Abdulah’s Feet
Hafid Bouazza is a self-assured writer with an exuberant style. His tendency to decorate the world with words and his refusal to do so with moderation are no mere quirks. This man has the subject, the palette and the flamboyant hand of a painter. In each of the eight stories a game is played with tradition. They are almost all set in the writer’s motherland and depict the waning power of the time-honoured authorities.

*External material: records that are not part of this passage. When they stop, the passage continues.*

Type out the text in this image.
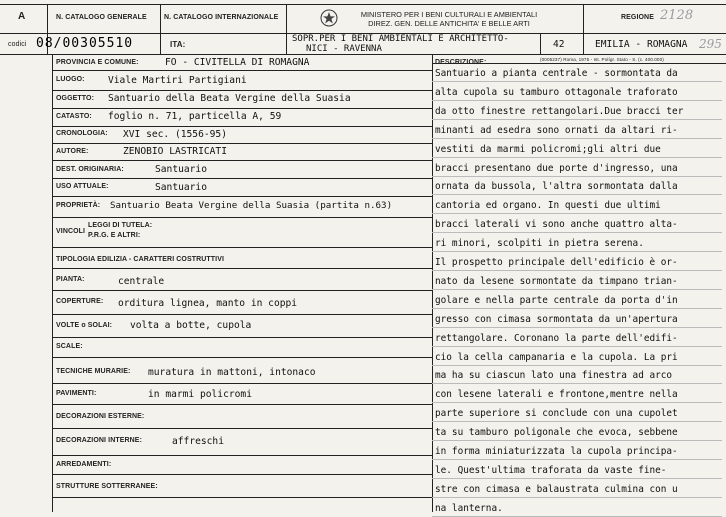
A	N. CATALOGO GENERALE N. CATALOGO INTERNAZIONALE	MINISTERO PER I BENI CULTURALI E AMBIENTALI
DIREZ. GEN. DELLE ANTICHITA' E BELLE ARTI
REGIONE 2128
codici 08/00305510	ITA:
SOPR.PER I BENI AMBIENTALI E ARCHITETTO-
NICI - RAVENNA	42	EMILIA - ROMAGNA 295
PROVINCIA E COMUNE:	FO - CIVITELLA DI ROMAGNA
LUOGO: Viale Martiri Partigiani
OGGETTO: Santuario della Beata Vergine della Suasia
CATASTO: foglio n. 71, particella A, 59
CRONOLOGIA: XVI sec. (1556-95)
AUTORE:	ZENOBIO LASTRICATI
DEST. ORIGINARIA:	Santuario
USO ATTUALE:	Santuario
PROPRIETÀ: Santuario Beata Vergine della Suasia (partita n.63)
VINCOLI
LEGGI DI TUTELA:
P.R.G. E ALTRI:
TIPOLOGIA EDILIZIA - CARATTERI COSTRUTTIVI
PIANTA:	centrale
COPERTURE: orditura lignea, manto in coppi
VOLTE o SOLAI: volta a botte, cupola
SCALE:
TECNICHE MURARIE: muratura in mattoni, intonaco
PAVIMENTI:	in marmi policromi
DECORAZIONI ESTERNE:
DECORAZIONI INTERNE:	affreschi
ARREDAMENTI:
STRUTTURE SOTTERRANEE:
DESCRIZIONE:	(0005237) Roma, 1975 - Ist. Polígr. Stato - S. (c. 400.000)
Santuario a pianta centrale - sormontata da
alta cupola su tamburo ottagonale traforato
da otto finestre rettangolari.Due bracci ter
minanti ad esedra sono ornati da altari ri-
vestiti da marmi policromi;gli altri due
bracci presentano due porte d'ingresso, una
ornata da bussola, l'altra sormontata dalla
cantoria ed organo. In questi due ultimi
bracci laterali vi sono anche quattro alta-
ri minori, scolpiti in pietra serena.
Il prospetto principale dell'edificio è or-
nato da lesene sormontate da timpano trian-
golare e nella parte centrale da porta d'in
gresso con cimasa sormontata da un'apertura
rettangolare. Coronano la parte dell'edifi-
cio la cella campanaria e la cupola. La pri
ma ha su ciascun lato una finestra ad arco
con lesene laterali e frontone,mentre nella
parte superiore si conclude con una cupolet
ta su tamburo poligonale che evoca, sebbene
in forma miniaturizzata la cupola principa-
le. Quest'ultima traforata da vaste fine-
stre con cimasa e balaustrata culmina con u
na lanterna.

Gentlemen can only maintain their status with great difficulty, fathers withdraw-silently and frowning-into reading the Koran, adults commit sinful deeds among the trees and in dark corners, and women violate themselves with cucumbers and aubergines. The imams continue to utter the pious texts appropriate to their status as spiritual leaders but the children cannot help but notice that the lives they lead outside the mosque are far from pious and that when it comes to unseemly behaviour with boys, alcohol and women they are suspiciously well informed.
The story ‘Lord of the Flies’ is simply overwhelming. In it an entire village suffers under the weight of mysterious bad omens-wells that talk, dark shadows, a plague of flies-and is irreversibly sucked towards a blazing fate. Ten village elders die simultaneously from disappointment when their imam, who had been brought to the village as a saviour, is taken away by the gendarmes as a prisoner. Yet the funeral procession includes eleven biers: the left foot of the mysteriously vanished boy Abdullah lies on the last one.
This collection of stories can be seen as Bouazza’s farewell to his native country and his resounding entry into the language of his new homeland. Everything in and about this book is alive with promise.